Além disso, o presidente da CBF, Ednaldo Rodrigues, também manifestou sua indignação. “A CBF repudia de forma veemente qualquer tipo de discriminação e desrespeito. Que o rigor da lei possa fazer com que as pessoas que fazem esse tipo de situação não fiquem esquecidas. O respeito tem que vir em qualquer circunstância. A CBF se solidariza com a repórter que sofreu assédio no exercício do seu trabalho”.

Assédio no esporte

Para além do assédio sofrido pelas mulheres que trabalham no futebol, ainda há aquele sofrido pelos atletas dos demais esportes. Uma pesquisa feita pela ex-nadadora brasileira e integrante da Comissão de Ética do COB (Comitê Olímpico Brasileiro), Joanna Maranhão, constatou uma triste realidade no esporte brasileiro. Os dados apontaram que 93% dos atletas brasileiros já sofreram algum tipo de assédio, seja físico, sexual ou psicológico.

“Os números são alarmantes e demonstram que temos um grave problema de cultura, que ultrapassa as barreiras do esporte e do Brasil. Vemos diversos escândalos de assédio acontecendo e, em muitos casos, as entidades agem para acobertar ou tentar normalizar estes comportamentos inadequados. Pesquisas como essa ajudam, pois colocam o problema em evidência.
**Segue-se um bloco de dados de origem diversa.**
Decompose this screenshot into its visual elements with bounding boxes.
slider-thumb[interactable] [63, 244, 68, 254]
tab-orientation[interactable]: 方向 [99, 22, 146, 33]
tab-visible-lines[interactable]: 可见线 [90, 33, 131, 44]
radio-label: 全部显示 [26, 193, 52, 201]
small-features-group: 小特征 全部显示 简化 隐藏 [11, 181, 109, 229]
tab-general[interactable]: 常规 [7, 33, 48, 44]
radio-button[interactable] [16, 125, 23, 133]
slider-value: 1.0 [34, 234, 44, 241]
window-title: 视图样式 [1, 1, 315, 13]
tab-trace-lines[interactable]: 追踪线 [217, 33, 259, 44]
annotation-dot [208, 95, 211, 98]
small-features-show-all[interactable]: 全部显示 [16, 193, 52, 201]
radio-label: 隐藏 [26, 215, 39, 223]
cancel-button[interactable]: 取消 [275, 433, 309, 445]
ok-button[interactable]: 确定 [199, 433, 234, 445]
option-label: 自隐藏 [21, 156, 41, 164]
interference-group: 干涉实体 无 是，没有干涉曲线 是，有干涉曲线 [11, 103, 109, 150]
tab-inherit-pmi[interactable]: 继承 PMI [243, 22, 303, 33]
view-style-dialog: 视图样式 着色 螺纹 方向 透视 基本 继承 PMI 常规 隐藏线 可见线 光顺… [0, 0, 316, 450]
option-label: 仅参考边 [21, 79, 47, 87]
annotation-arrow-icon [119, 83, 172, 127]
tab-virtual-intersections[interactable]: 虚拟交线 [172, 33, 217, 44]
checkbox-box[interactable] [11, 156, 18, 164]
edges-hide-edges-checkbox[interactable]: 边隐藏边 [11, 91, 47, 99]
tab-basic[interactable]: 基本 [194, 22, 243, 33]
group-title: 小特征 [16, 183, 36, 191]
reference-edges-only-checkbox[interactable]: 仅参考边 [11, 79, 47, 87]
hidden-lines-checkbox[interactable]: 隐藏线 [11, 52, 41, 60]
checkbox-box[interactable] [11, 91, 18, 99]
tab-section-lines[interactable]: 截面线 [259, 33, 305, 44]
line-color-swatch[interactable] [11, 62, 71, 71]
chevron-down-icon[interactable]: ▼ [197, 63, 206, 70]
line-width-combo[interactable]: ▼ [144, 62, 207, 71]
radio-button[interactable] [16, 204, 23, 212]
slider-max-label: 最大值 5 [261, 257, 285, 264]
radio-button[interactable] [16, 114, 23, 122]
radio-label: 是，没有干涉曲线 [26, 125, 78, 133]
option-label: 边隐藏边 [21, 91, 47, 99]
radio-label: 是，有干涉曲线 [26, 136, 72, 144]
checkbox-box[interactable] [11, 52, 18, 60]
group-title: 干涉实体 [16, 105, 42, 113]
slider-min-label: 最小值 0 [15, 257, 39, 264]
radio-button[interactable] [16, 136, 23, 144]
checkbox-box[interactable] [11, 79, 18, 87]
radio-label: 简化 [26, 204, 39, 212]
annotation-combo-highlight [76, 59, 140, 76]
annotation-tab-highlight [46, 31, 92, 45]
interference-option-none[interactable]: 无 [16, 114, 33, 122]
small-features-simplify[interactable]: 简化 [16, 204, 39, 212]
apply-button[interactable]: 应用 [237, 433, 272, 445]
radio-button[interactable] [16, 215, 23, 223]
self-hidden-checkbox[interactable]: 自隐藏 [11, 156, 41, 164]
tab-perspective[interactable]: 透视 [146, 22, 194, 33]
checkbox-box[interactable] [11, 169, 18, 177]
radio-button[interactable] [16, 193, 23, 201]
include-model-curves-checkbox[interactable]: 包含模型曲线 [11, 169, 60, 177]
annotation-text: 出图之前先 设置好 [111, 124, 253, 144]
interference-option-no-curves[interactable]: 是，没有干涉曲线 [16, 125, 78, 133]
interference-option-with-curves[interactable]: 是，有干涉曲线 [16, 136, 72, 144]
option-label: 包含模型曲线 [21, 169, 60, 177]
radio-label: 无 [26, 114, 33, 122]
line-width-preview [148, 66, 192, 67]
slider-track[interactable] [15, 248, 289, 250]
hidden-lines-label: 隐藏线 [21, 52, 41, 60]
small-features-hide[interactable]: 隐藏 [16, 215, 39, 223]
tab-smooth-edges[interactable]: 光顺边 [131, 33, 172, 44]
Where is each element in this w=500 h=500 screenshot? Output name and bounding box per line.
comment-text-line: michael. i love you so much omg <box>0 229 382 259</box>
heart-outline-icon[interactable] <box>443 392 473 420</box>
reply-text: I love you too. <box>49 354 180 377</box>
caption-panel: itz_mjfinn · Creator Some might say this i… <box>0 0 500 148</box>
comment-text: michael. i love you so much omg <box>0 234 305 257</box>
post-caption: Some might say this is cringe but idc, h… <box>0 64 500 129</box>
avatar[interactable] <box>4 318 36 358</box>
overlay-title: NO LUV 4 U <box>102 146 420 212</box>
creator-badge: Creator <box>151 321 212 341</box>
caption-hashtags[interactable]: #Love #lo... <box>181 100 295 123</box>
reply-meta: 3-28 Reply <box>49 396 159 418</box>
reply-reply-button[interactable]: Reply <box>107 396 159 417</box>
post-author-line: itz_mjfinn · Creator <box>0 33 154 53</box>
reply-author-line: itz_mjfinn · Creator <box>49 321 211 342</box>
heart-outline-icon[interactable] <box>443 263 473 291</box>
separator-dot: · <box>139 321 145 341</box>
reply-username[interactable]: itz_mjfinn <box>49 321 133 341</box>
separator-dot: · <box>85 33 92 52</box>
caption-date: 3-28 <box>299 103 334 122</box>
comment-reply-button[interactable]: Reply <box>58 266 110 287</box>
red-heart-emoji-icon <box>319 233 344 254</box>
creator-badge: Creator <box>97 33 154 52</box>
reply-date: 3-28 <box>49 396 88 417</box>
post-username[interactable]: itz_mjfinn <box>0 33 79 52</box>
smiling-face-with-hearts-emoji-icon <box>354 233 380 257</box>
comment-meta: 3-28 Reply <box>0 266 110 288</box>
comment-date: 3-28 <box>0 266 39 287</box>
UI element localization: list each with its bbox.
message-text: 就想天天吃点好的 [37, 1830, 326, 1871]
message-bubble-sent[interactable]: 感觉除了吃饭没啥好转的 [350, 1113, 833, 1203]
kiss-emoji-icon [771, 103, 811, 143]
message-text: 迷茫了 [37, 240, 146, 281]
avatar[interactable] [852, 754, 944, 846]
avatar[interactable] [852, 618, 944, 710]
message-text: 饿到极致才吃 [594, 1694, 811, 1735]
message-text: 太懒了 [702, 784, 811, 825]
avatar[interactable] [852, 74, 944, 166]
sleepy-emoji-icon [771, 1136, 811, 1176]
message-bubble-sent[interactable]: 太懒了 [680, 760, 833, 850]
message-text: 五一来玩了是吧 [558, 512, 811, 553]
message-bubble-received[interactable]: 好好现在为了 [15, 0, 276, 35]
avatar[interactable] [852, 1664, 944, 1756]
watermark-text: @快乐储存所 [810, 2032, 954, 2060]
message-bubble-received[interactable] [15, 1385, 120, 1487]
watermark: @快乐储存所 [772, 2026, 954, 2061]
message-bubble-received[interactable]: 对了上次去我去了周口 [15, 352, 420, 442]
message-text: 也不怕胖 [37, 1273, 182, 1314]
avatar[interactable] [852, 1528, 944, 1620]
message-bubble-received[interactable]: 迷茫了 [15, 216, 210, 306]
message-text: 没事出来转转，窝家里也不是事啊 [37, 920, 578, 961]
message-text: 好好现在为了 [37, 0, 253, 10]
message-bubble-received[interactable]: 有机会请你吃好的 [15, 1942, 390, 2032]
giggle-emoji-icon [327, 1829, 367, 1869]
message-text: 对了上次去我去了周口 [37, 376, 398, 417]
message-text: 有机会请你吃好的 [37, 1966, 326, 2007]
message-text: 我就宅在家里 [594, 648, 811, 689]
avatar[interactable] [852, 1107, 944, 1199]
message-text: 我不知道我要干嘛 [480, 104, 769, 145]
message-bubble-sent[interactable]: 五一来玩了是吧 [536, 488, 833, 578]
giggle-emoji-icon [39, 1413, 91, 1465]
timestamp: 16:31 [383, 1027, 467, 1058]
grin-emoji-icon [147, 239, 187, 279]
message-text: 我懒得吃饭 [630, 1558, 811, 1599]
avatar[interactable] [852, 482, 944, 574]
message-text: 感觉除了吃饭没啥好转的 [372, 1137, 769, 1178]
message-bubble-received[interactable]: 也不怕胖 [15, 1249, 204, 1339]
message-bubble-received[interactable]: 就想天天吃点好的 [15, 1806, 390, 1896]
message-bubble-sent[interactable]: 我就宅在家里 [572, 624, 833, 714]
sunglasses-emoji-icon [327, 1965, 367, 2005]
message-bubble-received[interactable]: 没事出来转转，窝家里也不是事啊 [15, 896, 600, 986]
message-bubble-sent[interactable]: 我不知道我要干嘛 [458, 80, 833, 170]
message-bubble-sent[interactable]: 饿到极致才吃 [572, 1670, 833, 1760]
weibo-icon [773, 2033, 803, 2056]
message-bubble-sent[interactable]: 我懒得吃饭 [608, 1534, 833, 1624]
Agora é preciso que a sociedade e instituições se unam para conscientização, educação e mecanismos de prevenção, detecção e tratamento de casos de assédio moral e sexual, sempre visando a preservação das vítimas”, afirma Fernando Monfardini, advogado especializado em compliance.

“O alcance do esporte o insere em um papel social de responsabilidade perante demandas como essa. Por essa razão, as organizações que administram o esporte e as entidades desportivas devem conter com estrutura adequada para assegurar que mecanismos de integridade e governança sejam implementados e cumpridos”, reforça Ana Mizutori, advogada especialista em direito desportivo.